Blog by Sumana Harihareswara, Changeset founder
PDFtk, qpdf, And Dealing With Password-Protected PDFs
I slice, dice, and transform documents often enough that I rely frequently on pandoc and pdftk. I often use
pandoc to turn Markdown, HTML, wiki syntax, reStructuredText, etc. into each other or into LibreOffice, MS Office, etc. And I use
pdftk-java technically) to say, "turn pages 1 & 5 from this PDF into a new one" or "concatenate these 4 PDFs into a new one".
Recently I wanted to take a password-protected file, select several page ranges from it, and emit a new non-protected file. I ran into a problem while trying to do this:
Error: Invalid PDF: unknown.encryption.type.r
Error: Failed to open input PDF file:
Errors encountered.

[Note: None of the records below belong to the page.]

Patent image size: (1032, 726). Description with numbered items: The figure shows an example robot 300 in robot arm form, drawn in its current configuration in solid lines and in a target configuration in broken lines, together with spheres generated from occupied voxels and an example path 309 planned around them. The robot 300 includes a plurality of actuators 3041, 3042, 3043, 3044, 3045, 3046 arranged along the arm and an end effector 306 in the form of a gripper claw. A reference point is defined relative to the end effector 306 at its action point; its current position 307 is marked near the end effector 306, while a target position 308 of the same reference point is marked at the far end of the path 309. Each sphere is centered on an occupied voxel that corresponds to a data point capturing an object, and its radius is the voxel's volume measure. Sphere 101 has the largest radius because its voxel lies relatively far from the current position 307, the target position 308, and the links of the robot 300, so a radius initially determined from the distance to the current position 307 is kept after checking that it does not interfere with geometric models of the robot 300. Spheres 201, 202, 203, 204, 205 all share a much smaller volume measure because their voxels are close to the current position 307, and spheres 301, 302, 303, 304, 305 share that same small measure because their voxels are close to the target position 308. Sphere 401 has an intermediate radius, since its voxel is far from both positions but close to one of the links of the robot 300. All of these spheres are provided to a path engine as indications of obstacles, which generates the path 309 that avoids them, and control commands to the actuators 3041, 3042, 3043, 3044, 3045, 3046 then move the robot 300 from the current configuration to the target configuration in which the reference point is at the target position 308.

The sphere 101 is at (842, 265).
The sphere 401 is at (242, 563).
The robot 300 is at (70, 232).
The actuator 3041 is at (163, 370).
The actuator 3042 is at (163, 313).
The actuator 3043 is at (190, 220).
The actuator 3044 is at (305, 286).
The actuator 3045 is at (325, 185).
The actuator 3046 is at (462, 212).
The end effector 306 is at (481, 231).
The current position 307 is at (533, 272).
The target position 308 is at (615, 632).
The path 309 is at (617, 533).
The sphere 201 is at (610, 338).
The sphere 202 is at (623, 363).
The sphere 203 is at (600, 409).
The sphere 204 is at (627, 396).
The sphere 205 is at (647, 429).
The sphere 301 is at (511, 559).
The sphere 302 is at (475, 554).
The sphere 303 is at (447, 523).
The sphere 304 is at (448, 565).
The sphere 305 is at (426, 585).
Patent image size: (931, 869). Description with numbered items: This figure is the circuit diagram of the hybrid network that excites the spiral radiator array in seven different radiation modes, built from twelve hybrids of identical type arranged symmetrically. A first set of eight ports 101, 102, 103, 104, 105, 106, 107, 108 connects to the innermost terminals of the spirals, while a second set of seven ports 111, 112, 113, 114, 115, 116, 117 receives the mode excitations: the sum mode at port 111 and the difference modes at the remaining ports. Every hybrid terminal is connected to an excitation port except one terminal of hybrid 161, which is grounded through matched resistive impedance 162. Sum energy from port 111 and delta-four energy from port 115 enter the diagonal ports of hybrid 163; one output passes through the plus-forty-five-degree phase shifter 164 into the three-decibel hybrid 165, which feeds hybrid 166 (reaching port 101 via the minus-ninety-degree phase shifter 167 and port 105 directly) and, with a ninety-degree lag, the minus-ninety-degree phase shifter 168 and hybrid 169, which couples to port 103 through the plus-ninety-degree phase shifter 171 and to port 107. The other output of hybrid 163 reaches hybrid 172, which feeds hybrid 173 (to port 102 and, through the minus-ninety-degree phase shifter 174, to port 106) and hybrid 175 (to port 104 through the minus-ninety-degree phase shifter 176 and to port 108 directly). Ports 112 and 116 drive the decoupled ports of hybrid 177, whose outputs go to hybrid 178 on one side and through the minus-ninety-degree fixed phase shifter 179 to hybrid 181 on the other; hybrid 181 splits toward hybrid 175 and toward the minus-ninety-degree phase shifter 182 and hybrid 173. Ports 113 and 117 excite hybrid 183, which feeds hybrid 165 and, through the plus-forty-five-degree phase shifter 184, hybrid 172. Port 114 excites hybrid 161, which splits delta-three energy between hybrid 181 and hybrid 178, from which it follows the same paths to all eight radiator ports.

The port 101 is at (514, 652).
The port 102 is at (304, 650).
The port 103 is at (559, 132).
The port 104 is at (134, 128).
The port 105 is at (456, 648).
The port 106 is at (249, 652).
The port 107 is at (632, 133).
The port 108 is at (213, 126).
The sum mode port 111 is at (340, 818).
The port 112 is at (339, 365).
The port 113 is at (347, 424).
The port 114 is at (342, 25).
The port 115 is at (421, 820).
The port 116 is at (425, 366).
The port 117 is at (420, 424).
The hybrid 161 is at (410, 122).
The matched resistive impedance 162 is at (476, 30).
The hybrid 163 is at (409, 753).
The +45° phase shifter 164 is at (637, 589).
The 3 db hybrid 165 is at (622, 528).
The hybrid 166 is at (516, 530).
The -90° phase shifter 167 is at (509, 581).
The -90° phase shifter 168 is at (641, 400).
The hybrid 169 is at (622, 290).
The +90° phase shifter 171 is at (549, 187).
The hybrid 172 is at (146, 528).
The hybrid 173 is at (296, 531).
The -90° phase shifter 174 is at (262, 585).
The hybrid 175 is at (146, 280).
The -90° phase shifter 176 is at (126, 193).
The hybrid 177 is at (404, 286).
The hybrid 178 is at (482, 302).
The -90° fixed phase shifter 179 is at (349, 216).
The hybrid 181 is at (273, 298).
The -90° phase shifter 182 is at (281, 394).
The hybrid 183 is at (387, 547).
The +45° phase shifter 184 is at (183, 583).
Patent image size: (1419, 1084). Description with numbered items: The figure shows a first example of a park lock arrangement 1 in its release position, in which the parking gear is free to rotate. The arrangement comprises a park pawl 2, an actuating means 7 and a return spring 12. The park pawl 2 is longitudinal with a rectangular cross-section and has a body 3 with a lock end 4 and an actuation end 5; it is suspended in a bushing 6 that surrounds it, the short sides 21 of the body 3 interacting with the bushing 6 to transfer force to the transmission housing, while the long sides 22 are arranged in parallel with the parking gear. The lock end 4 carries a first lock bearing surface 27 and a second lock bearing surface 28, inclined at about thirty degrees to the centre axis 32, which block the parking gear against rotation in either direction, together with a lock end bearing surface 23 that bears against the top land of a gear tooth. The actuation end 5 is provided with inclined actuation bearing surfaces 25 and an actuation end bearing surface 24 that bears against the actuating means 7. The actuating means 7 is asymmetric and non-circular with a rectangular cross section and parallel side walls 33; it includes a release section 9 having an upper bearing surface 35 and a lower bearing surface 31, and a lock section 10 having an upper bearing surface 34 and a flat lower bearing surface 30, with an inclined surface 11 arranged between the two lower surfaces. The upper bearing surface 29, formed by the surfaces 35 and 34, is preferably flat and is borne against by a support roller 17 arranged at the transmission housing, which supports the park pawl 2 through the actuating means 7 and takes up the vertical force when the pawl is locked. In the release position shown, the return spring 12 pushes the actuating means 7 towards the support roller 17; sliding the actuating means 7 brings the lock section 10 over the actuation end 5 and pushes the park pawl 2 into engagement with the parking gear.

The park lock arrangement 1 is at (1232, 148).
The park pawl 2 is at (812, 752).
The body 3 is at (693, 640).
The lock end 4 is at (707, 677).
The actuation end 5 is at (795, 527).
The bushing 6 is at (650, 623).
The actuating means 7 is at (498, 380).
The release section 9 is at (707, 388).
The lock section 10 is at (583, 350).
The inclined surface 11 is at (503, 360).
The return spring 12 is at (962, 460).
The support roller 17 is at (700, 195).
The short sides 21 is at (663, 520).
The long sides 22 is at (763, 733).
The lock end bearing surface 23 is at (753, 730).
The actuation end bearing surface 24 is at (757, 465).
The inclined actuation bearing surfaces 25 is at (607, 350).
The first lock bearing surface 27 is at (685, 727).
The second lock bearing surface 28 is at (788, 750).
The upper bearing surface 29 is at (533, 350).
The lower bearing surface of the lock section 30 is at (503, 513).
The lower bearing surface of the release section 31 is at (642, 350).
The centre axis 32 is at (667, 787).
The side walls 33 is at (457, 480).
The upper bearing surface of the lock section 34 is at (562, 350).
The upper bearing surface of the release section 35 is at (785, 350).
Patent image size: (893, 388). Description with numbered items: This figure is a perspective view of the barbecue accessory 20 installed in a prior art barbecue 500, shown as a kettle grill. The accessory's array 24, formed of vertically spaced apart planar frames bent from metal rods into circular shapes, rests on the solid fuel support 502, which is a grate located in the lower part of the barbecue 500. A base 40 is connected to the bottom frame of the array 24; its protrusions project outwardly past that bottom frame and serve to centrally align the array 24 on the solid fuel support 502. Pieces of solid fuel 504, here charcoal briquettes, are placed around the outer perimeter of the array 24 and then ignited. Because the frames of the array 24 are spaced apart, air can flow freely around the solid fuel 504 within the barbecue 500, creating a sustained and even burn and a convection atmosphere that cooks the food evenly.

No output created.
Done. Input errors, so no output created.
I looked around and found this GitLab issue -- more recent PDFs are often protected with AES256 which isn't yet supported. Thanks to ergo mesh in that thread who pointed to a solution: qpdf. I am more familiar with
pdftk's syntax so I did it in two steps:
qpdf redacted-name-of-file.pdf --replace-input --password=SECRETPASSWORD --decrypt # note to self: remove this entry from history later
pdftk redacted-name-of-file.pdf cat 3-8 10-16 output /tmp/redacted-file-unprotected-edited.pdf
but I'm likely to learn
qpdf's page selection syntax soon and switch to it entirely, in which case I could have done this in one step. I also could have saved the password in a file and then read it into
qpdf instead of typing it on the command line, which I'll probably start doing. But here's how I remove a specific item from my bash history:
history -a # append recent history
history # print out history lines, so user can look for the offset number of the relevant line, e.g., 301
history -d 301 # now it's gone from the current history list!
history -w # actually seal the deal & write the deletion to the history file
Hope this helps! Also, the
qpdf documentation on how PDF encryption/password protection works is pretty enlightening.
06 May 2022, 18:30 p.m.